Thursday, October 8, 2009

Random Vent!


For those of you that are not my "friend" on Facebook I thought I would let you in on one of my less censored status updates.

"I am really so sick of life! Wish I could sugar coat it but sometimes it just sucks! My kid can't stand his teacher, I have no way to buy a new van for Makenzie's chair, let alone have it modified, middle school is overwhelming, preschool is frustrating, house work is unmanageable, homework is impossible, the list goes on! Will it ever end! I want to go back to CA and climb back in my bubble where everyone understands."

Since I have been back from CA I have been in a funk. I am not sure how to describe it. I thought it was just because we were all sick but now that everyone is feeling better and it has not gone away I am not sure what is up.

It was so wonderful to be with some many people that understood my life and what it felt like to be me! Even though we all live completely different lives we all could sympathize with each other about so many things from the point of our children's injuries, illness, or diagnosis to the here and now! It didn't matter how or when our kids became "disabled" they all are beautiful in our eyes and broken in the eyes of this world!

It was so uncomplicated. So easy. No explaining yourself, no question marks when using medical terms, a lot of uncertainty but also a ton of peace hope and laughter!

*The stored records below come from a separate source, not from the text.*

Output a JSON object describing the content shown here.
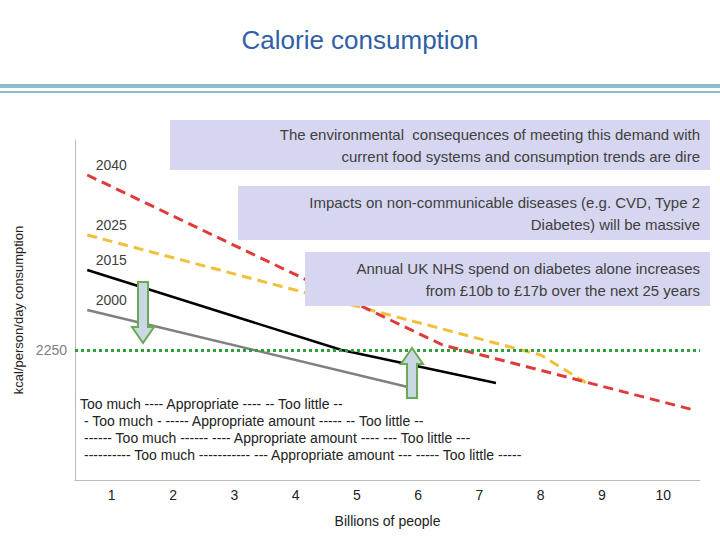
{
  "chart_data": {
    "type": "line",
    "title": "Calorie consumption",
    "x_label": "Billions of people",
    "y_label": "kcal/person/day consumption",
    "xlim": [
      0.4,
      10.6
    ],
    "xticks": [
      1,
      2,
      3,
      4,
      5,
      6,
      7,
      8,
      9,
      10
    ],
    "ylim": [
      1600,
      3300
    ],
    "yticks": [
      2250
    ],
    "grid": true,
    "series": [
      {
        "name": "2040",
        "color": "#e03a3a",
        "line_style": "dashed",
        "x": [
          0.6,
          6.4,
          10.5
        ],
        "values": [
          3125,
          2275,
          1950
        ]
      },
      {
        "name": "2025",
        "color": "#f2bf3a",
        "line_style": "dashed",
        "x": [
          0.6,
          8.0,
          8.8
        ],
        "values": [
          2825,
          2225,
          2075
        ]
      },
      {
        "name": "2015",
        "color": "#000000",
        "line_style": "solid",
        "x": [
          0.6,
          4.75,
          7.27
        ],
        "values": [
          2650,
          2250,
          2085
        ]
      },
      {
        "name": "2000",
        "color": "#808080",
        "line_style": "solid",
        "x": [
          0.6,
          5.9
        ],
        "values": [
          2450,
          2060
        ]
      }
    ],
    "annotations": [
      {
        "lines": [
          "The environmental  consequences of meeting this demand with",
          "current food systems and consumption trends are dire"
        ]
      },
      {
        "lines": [
          "Impacts on non-communicable diseases (e.g. CVD, Type 2",
          "Diabetes) will be massive"
        ]
      },
      {
        "lines": [
          "Annual UK NHS spend on diabetes alone increases",
          "from £10b to £17b over the next 25 years"
        ]
      }
    ],
    "range_labels": [
      "Too much ---- Appropriate ---- -- Too little --",
      "- Too much - ----- Appropriate amount ----- -- Too little --",
      "------ Too much ------ ---- Appropriate amount ---- --- Too little ---",
      "---------- Too much ----------- --- Appropriate amount --- ----- Too little -----"
    ]
  }
}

I know that is not real life! I get that! It is still hard!

When I got home my whole life was thrust upon me. Parts of it in more pieces then when I left. Some of it the same, and many deadlines and decisions I have been hiding from or didn't have time to deal with are just around the corner!

The great thing about Facebook is that after venting those few words I felt like a weight had been lifted. I felt so much lighter and then uplifted by so many words of encouragement! I needed that today! Thank You too those who took the time to send a quick word of encouragement!

I just want things to be easy for one day! I know I am blessed! I rarely loose sight of this but sometime blessed is hard! I want someone to come and clean my house so I can enjoy my boys in the evening, I want their teachers to offer some grace and understanding when our life is crazy and stuff doesn't get signed or homework isn't turned in. I wish when I asked for help at the school someone would follow through. I wish I had a car that I knew would get me around with a wheel chair so I could stop worrying about the what ifs as Makenzie gets older and heavier.... but wait..... then there is the thought that if I get a modified van am I telling God that I don't trust that he will heal Makenzie and that she WILL walk. That I could just drop my princess off at preschool without and IEP and in depth training on exactly what Makenzie needs to thrive in the classroom.

I LOVE MY LIFE! I am just sick of life in general right now. I have way to much on my plate and this one woman show is tired! Some big stuff should be wrapped up in a couple of days I am hoping I will feel more in control and life will be more managable! I can't wait to see my boys off to school in the morning and wake up to my daughters beautiful smile! I love these kids and I live every day for them!!! EVERYDAY! That is what I will keep doing! It would just be nice if I could live a few moments for me every once in awhile! I will get my turn one day!!! Thanks again for the thoughts and prayers! They mean a ton!!!

Pray!

4 comments:

Janis said...

Sending you hugs!!!!!!

Kelly said...

Hey Pam... Yep, that about sums it up. Some days are just about the hurdles and without those how would we appreciate the peace that comes when we just sit and our little miracles sit up with a smile that lights up the entire room... Mackenzie will have all of her needs met because YOU are her advocate and God has your back. Sometimes it is best to just put all of the upcoming tasks on a list and get focused on the moment. What is working RIGHT NOW, that is where God is, and His grace and mercy are abundant in your life. Put it on paper and take the weekend off. xo kelly

mary clendinning said...

Pam, I cannot imagine doing all that you do. Your love for your children shines so bright through everything you say. I'm sorry things are so hard right now. But your faith in God is what will carry you through. You are in our daily prayers.

Bill and Mary Clendinning

Caradie and Corbin said...

Hi Pam, I don't know if you read Corb's blog, but life has been a bit stressful for me lately too. So I totally understand. If you ever need to talk let me know.